Latency before the first epoch begins training is problematic, but SimpleChains.jl is fast once compiled. Post-compilation, the 10980XE was competitive with Flux using an A100 GPU, and about 35% faster than the V100. The 1165G7, a laptop CPU featuring AVX512, was competitive, handily trouncing any of the competing machine learning libraries when they were run on far beefier CPUs, and even beat PyTorch on both the V100 and A100. Again, we stress that this test case followed the more typical machine learning uses and thus was able to use batching to even make GPUs viable: for many use cases of SimpleChains.jl this is not the case and thus the difference is even larger.
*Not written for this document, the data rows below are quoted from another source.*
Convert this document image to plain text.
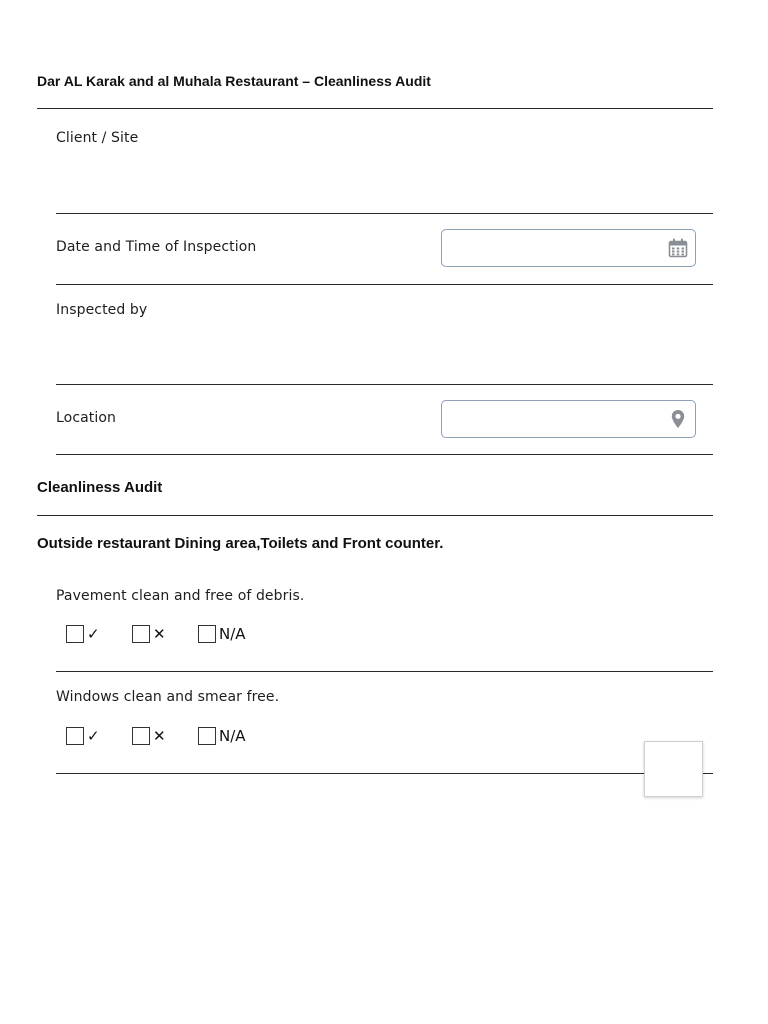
Dar AL Karak and al Muhala Restaurant – Cleanliness Audit
Client / Site
Date and Time of Inspection
Inspected by
Location
Cleanliness Audit
Outside restaurant Dining area,Toilets and Front counter.
Pavement clean and free of debris.
✓	✕	N/A
Windows clean and smear free.
✓	✕	N/A
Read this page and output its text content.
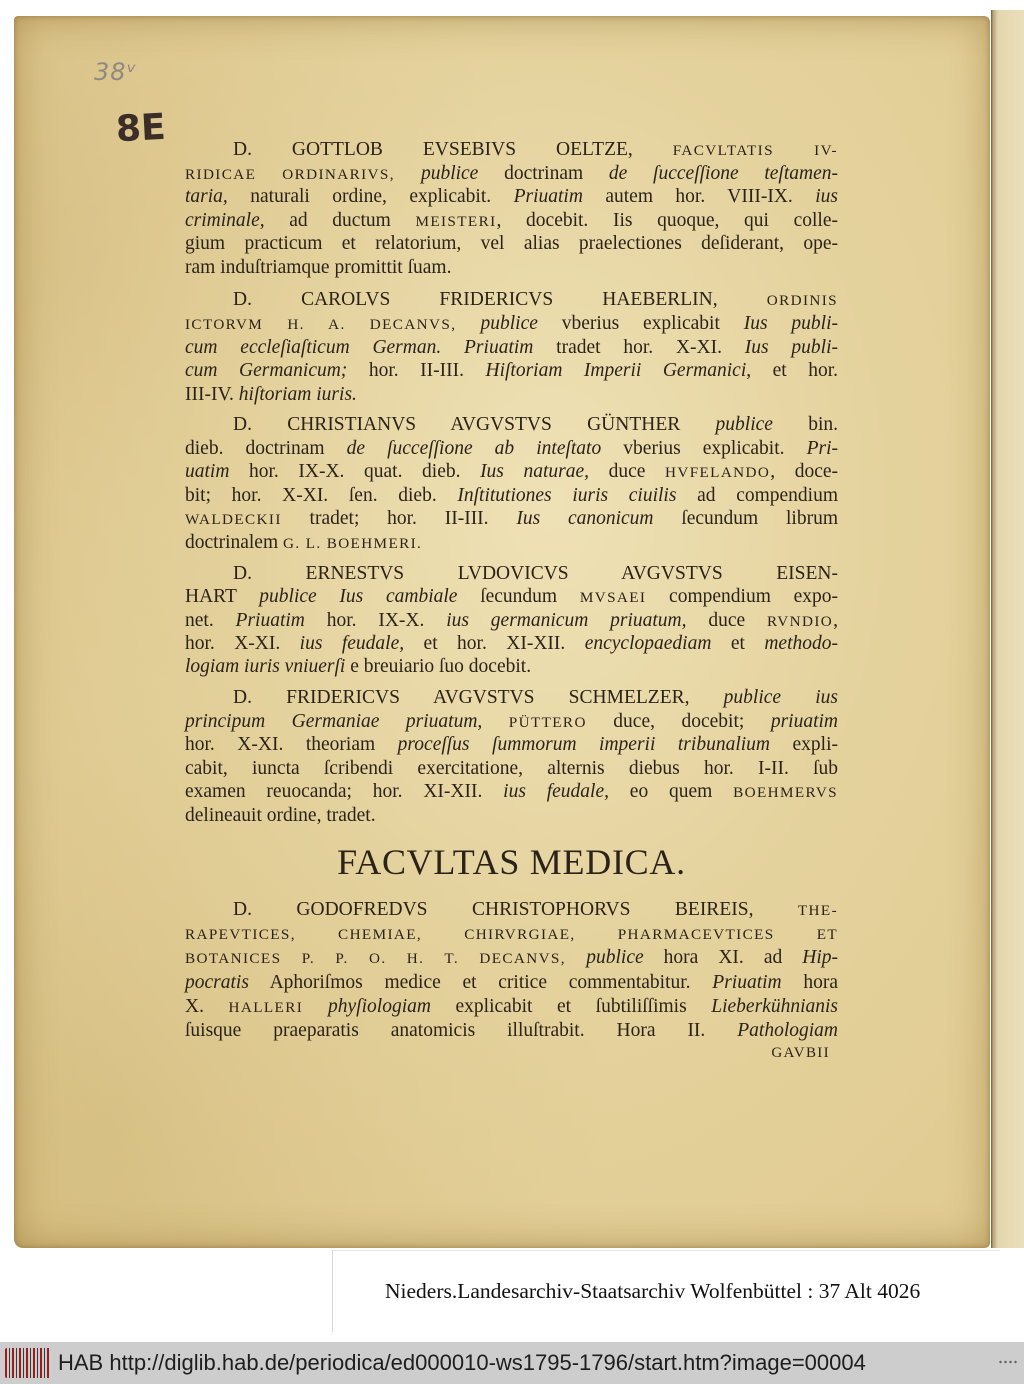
38ᵛ
8E	D. GOTTLOB EVSEBIVS OELTZE, FACVLTATIS IV-
RIDICAE ORDINARIVS, publice doctrinam de ſucceſſione teſtamen-
taria, naturali ordine, explicabit. Priuatim autem hor. VIII-IX. ius
criminale, ad ductum MEISTERI, docebit. Iis quoque, qui colle-
gium practicum et relatorium, vel alias praelectiones deſiderant, ope-
ram induſtriamque promittit ſuam.
D. CAROLVS FRIDERICVS HAEBERLIN, ORDINIS
ICTORVM H. A. DECANVS, publice vberius explicabit Ius publi-
cum eccleſiaſticum German. Priuatim tradet hor. X-XI. Ius publi-
cum Germanicum; hor. II-III. Hiſtoriam Imperii Germanici, et hor.
III-IV. hiſtoriam iuris.
D. CHRISTIANVS AVGVSTVS GÜNTHER publice bin.
dieb. doctrinam de ſucceſſione ab inteſtato vberius explicabit. Pri-
uatim hor. IX-X. quat. dieb. Ius naturae, duce HVFELANDO, doce-
bit; hor. X-XI. ſen. dieb. Inſtitutiones iuris ciuilis ad compendium
WALDECKII tradet; hor. II-III. Ius canonicum ſecundum librum
doctrinalem G. L. BOEHMERI.
D. ERNESTVS LVDOVICVS AVGVSTVS EISEN-
HART publice Ius cambiale ſecundum MVSAEI compendium expo-
net. Priuatim hor. IX-X. ius germanicum priuatum, duce RVNDIO,
hor. X-XI. ius feudale, et hor. XI-XII. encyclopaediam et methodo-
logiam iuris vniuerſi e breuiario ſuo docebit.
D. FRIDERICVS AVGVSTVS SCHMELZER, publice ius
principum Germaniae priuatum, PÜTTERO duce, docebit; priuatim
hor. X-XI. theoriam proceſſus ſummorum imperii tribunalium expli-
cabit, iuncta ſcribendi exercitatione, alternis diebus hor. I-II. ſub
examen reuocanda; hor. XI-XII. ius feudale, eo quem BOEHMERVS
delineauit ordine, tradet.
FACVLTAS MEDICA.
D. GODOFREDVS CHRISTOPHORVS BEIREIS, THE-
RAPEVTICES, CHEMIAE, CHIRVRGIAE, PHARMACEVTICES ET
BOTANICES P. P. O. H. T. DECANVS, publice hora XI. ad Hip-
pocratis Aphoriſmos medice et critice commentabitur. Priuatim hora
X. HALLERI phyſiologiam explicabit et ſubtiliſſimis Lieberkühnianis
ſuisque praeparatis anatomicis illuſtrabit. Hora II. Pathologiam
GAVBII
Nieders.Landesarchiv-Staatsarchiv Wolfenbüttel : 37 Alt 4026
HAB http://diglib.hab.de/periodica/ed000010-ws1795-1796/start.htm?image=00004
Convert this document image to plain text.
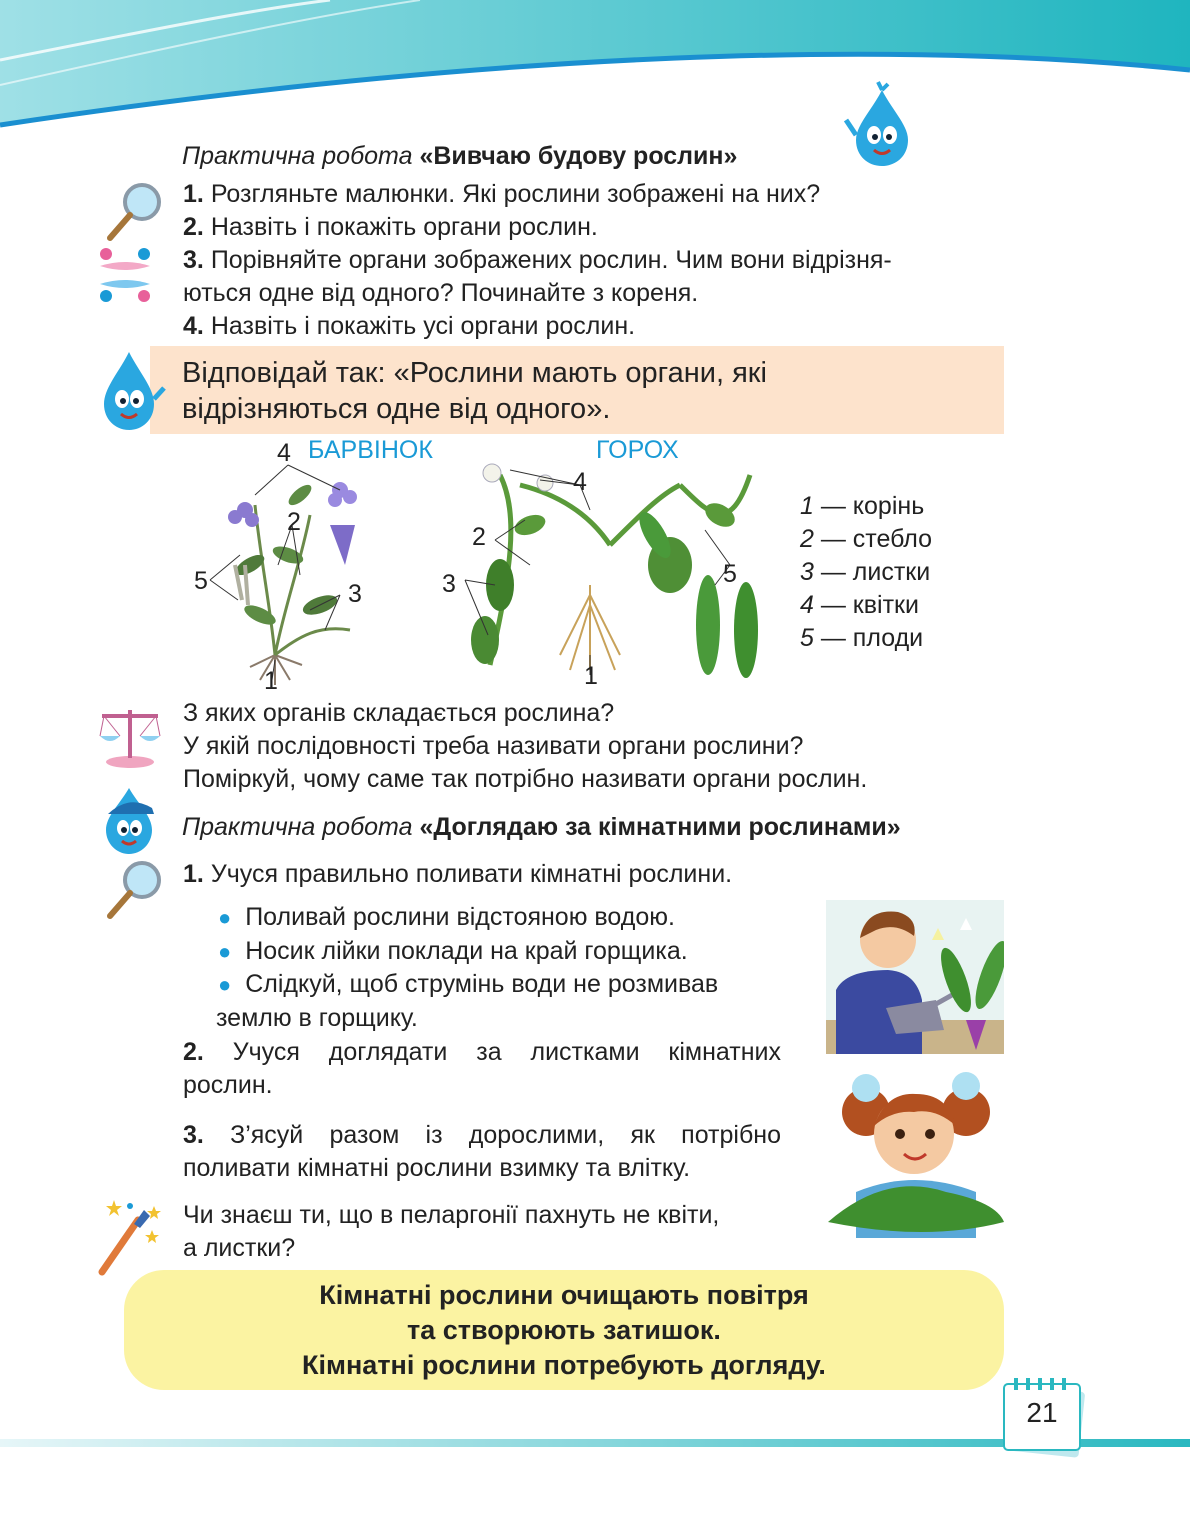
Практична робота «Вивчаю будову рослин»
1. Розгляньте малюнки. Які рослини зображені на них?
2. Назвіть і покажіть органи рослин.
3. Порівняйте органи зображених рослин. Чим вони відрізня-
ються одне від одного? Починайте з кореня.
4. Назвіть і покажіть усі органи рослин.
Відповідай так: «Рослини мають органи, які
відрізняються одне від одного».
БАРВІНОК	ГОРОХ
4
2
5	3
1
4
2
3	5
1
1 — корінь
2 — стебло
3 — листки
4 — квітки
5 — плоди
З яких органів складається рослина?
У якій послідовності треба називати органи рослини?
Поміркуй, чому саме так потрібно називати органи рослин.
Практична робота «Доглядаю за кімнатними рослинами»
1. Учуся правильно поливати кімнатні рослини.
● Поливай рослини відстояною водою.
● Носик лійки поклади на край горщика.
● Слідкуй, щоб струмінь води не розмивав
землю в горщику.
2. Учуся доглядати за листками кімнатних
рослин.
3. З’ясуй разом із дорослими, як потрібно
поливати кімнатні рослини взимку та влітку.
Чи знаєш ти, що в пеларгонії пахнуть не квіти,
а листки?
Кімнатні рослини очищають повітря
та створюють затишок.
Кімнатні рослини потребують догляду.
21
However, it seems likely that the PyTorch script was not well optimized for GPUs; we are less familiar with PyTorch and would welcome PRs improving it. That said, the script is taken from a real-world user out in the wild, and thus this should demonstrate what one would expect to see from a user that is not digging into internals and hyper-optimizing. Nothing out of the ordinary was done with the Julia scripts: these were all "by the book" implementations. Though of course, the SimpleChains.jl's simplest code is specifically optimized for this "by the book" use case.

Conclusion

There are many things that can make a library achieve high-performance, and nothing is as essential as knowing how it will be used. While the big machine learning frameworks have done extremely well focusing on the top-notch performance for 99.9% of their users, one can still completely outclass them when focusing on some of the 0.1% of applications which fall outside of what they have been targeting. This is the advantage of composability and flexibility: a language that allows you to easily build a machine learning framework is also a language which allows you to build alternative frameworks which are optimized for alternative people. SimpleChains.jl will not be useful to everybody, but it will be extremely useful to those who need it.